Date: 2019-07-18 22:45:00
The dangers of inaccurate advice for enduring the elements! From the cold weather mistakes you dare not commit to the dangers of dining with Mother Nature.
#12 Bear Necessity
From comics to cartoons and plenty of live action films, the common defense taught through media when encountering a bear couldn’t be more wrong. While the advertised technique of impersonating a corpse might work in the very specific situation of running across a mother grizzly bear tending to her cubs, it will most likely fail in other situations. Hungry, predatory bears will not be fooled by your ruse and its recommended you fight back against any that approach you, especially when faced with a black bear!
#11 Rubbing Frostbite
This past winter was one of the coldest in decades and people across the world ran the risk of frostbite in the harsh chilly months. Natural instinct would provoke most to turn to friction in such an emergency, relying on the time-tested method of rubbing one’s’ hands or toes together to beat the cold. However, when it comes to frostbite, this could be the worst possible choice. Friction can cause tissue damage on the affected areas due to the embedded ice crystals being forced to scrape against highly fragile cells. This damage can double if done while still out in the cold, as well, given the likelihood for the frostbitten areas to refreeze at a later time.

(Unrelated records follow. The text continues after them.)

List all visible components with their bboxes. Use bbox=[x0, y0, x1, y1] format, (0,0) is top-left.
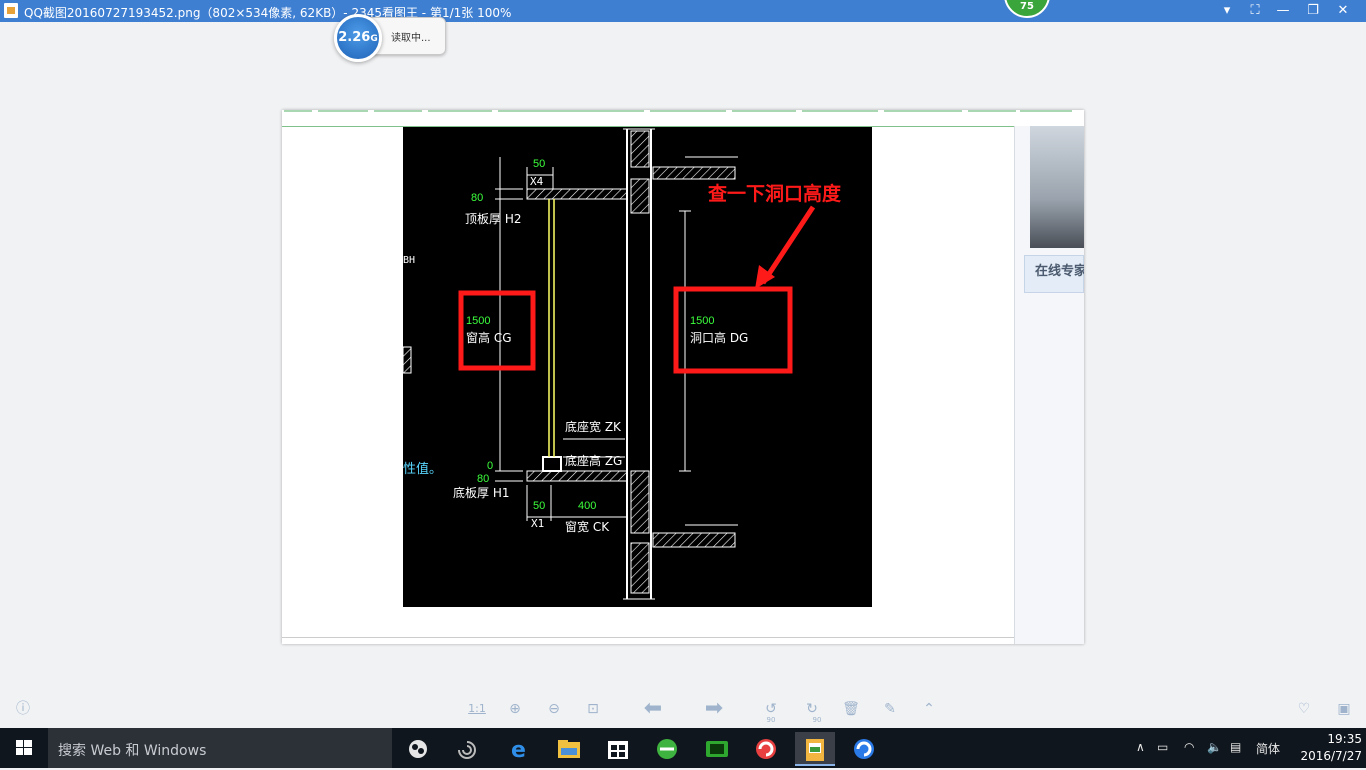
minimize-button[interactable]: — bbox=[1270, 2, 1296, 20]
browser-360-icon[interactable] bbox=[647, 732, 687, 766]
close-button[interactable]: ✕ bbox=[1330, 2, 1356, 20]
edit-icon[interactable]: ✎ bbox=[879, 699, 901, 719]
expert-photo bbox=[1030, 126, 1084, 248]
file-explorer-icon[interactable] bbox=[549, 732, 589, 766]
cad-roof-thickness: 顶板厚 H2 bbox=[465, 212, 521, 226]
online-expert-label: 在线专家 bbox=[1035, 264, 1084, 279]
more-up-icon[interactable]: ⌃ bbox=[918, 699, 940, 719]
annotation-text: 查一下洞口高度 bbox=[707, 182, 842, 205]
windows-taskbar: 搜索 Web 和 Windows e ∧ ▭ ◠ 🔈 ▤ 简体 19:35 20… bbox=[0, 728, 1366, 768]
speed-unit: G bbox=[370, 34, 378, 44]
dropdown-icon[interactable]: ▾ bbox=[1214, 2, 1240, 20]
cad-opening-height: 洞口高 DG bbox=[690, 330, 748, 345]
cad-dim-400: 400 bbox=[578, 500, 596, 512]
cad-x4: X4 bbox=[530, 175, 544, 188]
speed-status: 读取中... bbox=[391, 33, 431, 44]
speed-value: 2.26 bbox=[338, 30, 371, 45]
taskbar-search[interactable]: 搜索 Web 和 Windows bbox=[48, 728, 392, 768]
info-icon[interactable]: ⓘ bbox=[12, 699, 34, 719]
online-expert-box: 在线专家 bbox=[1024, 255, 1084, 293]
video-player-icon[interactable] bbox=[697, 732, 737, 766]
wifi-icon[interactable]: ◠ bbox=[1184, 740, 1194, 754]
clock-time: 19:35 bbox=[1327, 732, 1362, 746]
cad-bh: BH bbox=[403, 255, 415, 266]
volume-icon[interactable]: 🔈 bbox=[1207, 740, 1222, 754]
next-arrow-icon[interactable]: ➡ bbox=[697, 698, 731, 720]
cad-opening-value: 1500 bbox=[690, 315, 714, 327]
notification-icon[interactable]: ▤ bbox=[1230, 740, 1241, 754]
cad-window-value: 1500 bbox=[466, 315, 490, 327]
fullscreen-button[interactable]: ⛶ bbox=[1242, 2, 1268, 20]
displayed-image: 在线专家 50 X4 80 顶板厚 H2 BH 1500 窗高 CG 1500 … bbox=[282, 110, 1084, 644]
cad-dim-80-bottom: 80 bbox=[477, 473, 489, 485]
actual-size-button[interactable]: 1:1 bbox=[466, 699, 488, 719]
favorite-heart-icon[interactable]: ♡ bbox=[1293, 699, 1315, 719]
image-viewer-task-icon[interactable] bbox=[795, 732, 835, 766]
app-icon bbox=[4, 3, 18, 18]
swirl-app-icon[interactable] bbox=[447, 732, 487, 766]
store-icon[interactable] bbox=[598, 732, 638, 766]
rotate-left-degrees: 90 bbox=[766, 716, 776, 724]
fit-screen-icon[interactable]: ⊡ bbox=[582, 699, 604, 719]
cad-x1: X1 bbox=[531, 517, 544, 530]
cad-drawing: 50 X4 80 顶板厚 H2 BH 1500 窗高 CG 1500 洞口高 D… bbox=[403, 127, 872, 607]
zoom-out-icon[interactable]: ⊖ bbox=[543, 699, 565, 719]
zoom-in-icon[interactable]: ⊕ bbox=[504, 699, 526, 719]
cad-window-width: 窗宽 CK bbox=[565, 519, 610, 534]
delete-icon[interactable]: 🗑 bbox=[840, 699, 862, 719]
taskbar-search-placeholder: 搜索 Web 和 Windows bbox=[58, 743, 207, 759]
rotate-right-degrees: 90 bbox=[812, 716, 822, 724]
app-swirl-blue-icon[interactable] bbox=[844, 732, 884, 766]
app-swirl-red-icon[interactable] bbox=[746, 732, 786, 766]
cad-property-value: 性值。 bbox=[403, 461, 442, 477]
edge-browser-icon[interactable]: e bbox=[500, 732, 540, 766]
image-top-strip bbox=[282, 110, 1084, 127]
gallery-icon[interactable]: ▣ bbox=[1333, 699, 1355, 719]
tray-expand-icon[interactable]: ∧ bbox=[1136, 740, 1145, 754]
cad-floor-thickness: 底板厚 H1 bbox=[453, 485, 509, 500]
task-view-icon[interactable] bbox=[398, 732, 438, 766]
viewer-toolbar: ⓘ 1:1 ⊕ ⊖ ⊡ ⬅ ➡ ↺ 90 ↻ 90 🗑 ✎ ⌃ ♡ ▣ bbox=[0, 688, 1366, 728]
svg-text:e: e bbox=[511, 738, 526, 763]
cad-dim-50: 50 bbox=[533, 500, 545, 512]
speed-ball[interactable]: 2.26G bbox=[334, 14, 382, 62]
battery-icon[interactable]: ▭ bbox=[1157, 740, 1168, 754]
cad-dim-80-top: 80 bbox=[471, 192, 483, 204]
ime-indicator[interactable]: 简体 bbox=[1256, 740, 1280, 757]
cad-dim-zero: 0 bbox=[487, 460, 493, 472]
speed-widget[interactable]: 读取中... 2.26G bbox=[334, 14, 446, 62]
clock-date: 2016/7/27 bbox=[1300, 749, 1362, 763]
windows-start-icon[interactable] bbox=[0, 728, 48, 768]
title-bar: QQ截图20160727193452.png（802×534像素, 62KB）-… bbox=[0, 0, 1366, 22]
taskbar-clock[interactable]: 19:35 2016/7/27 bbox=[1290, 731, 1362, 765]
cad-base-width: 底座宽 ZK bbox=[565, 419, 622, 434]
previous-arrow-icon[interactable]: ⬅ bbox=[636, 698, 670, 720]
cad-dim-top: 50 bbox=[533, 158, 545, 170]
cad-window-height: 窗高 CG bbox=[466, 330, 512, 345]
restore-button[interactable]: ❐ bbox=[1300, 2, 1326, 20]
cad-base-height: 底座高 ZG bbox=[565, 453, 622, 468]
image-divider bbox=[282, 637, 1014, 638]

Therefore it is recommended you seek out shelter from the elements and medical attention as soon as possible to deal with frostbite.
#10 Misleading Moss
Pop culture has told us that seeking the correct direction is as easy as examining moss on a tree trunk. Whichever side the moss grows on is north…right? Well, not quite, contrary to what your favorite survival flick might say. In truth, moss grows in accordance with moisture and sunlight. The slope of the surface it grows on also plays a role. Being able to decipher the difference in these factors will help you determine which direction the moss is actually growing on. Over time, especially thanks to widespread media portrayals, this process has been diluted down to a neat “nature hack” of sorts in the minds of many. The reality is that it requires much more knowledge of nature and ecosystems to be able to navigate home using this method.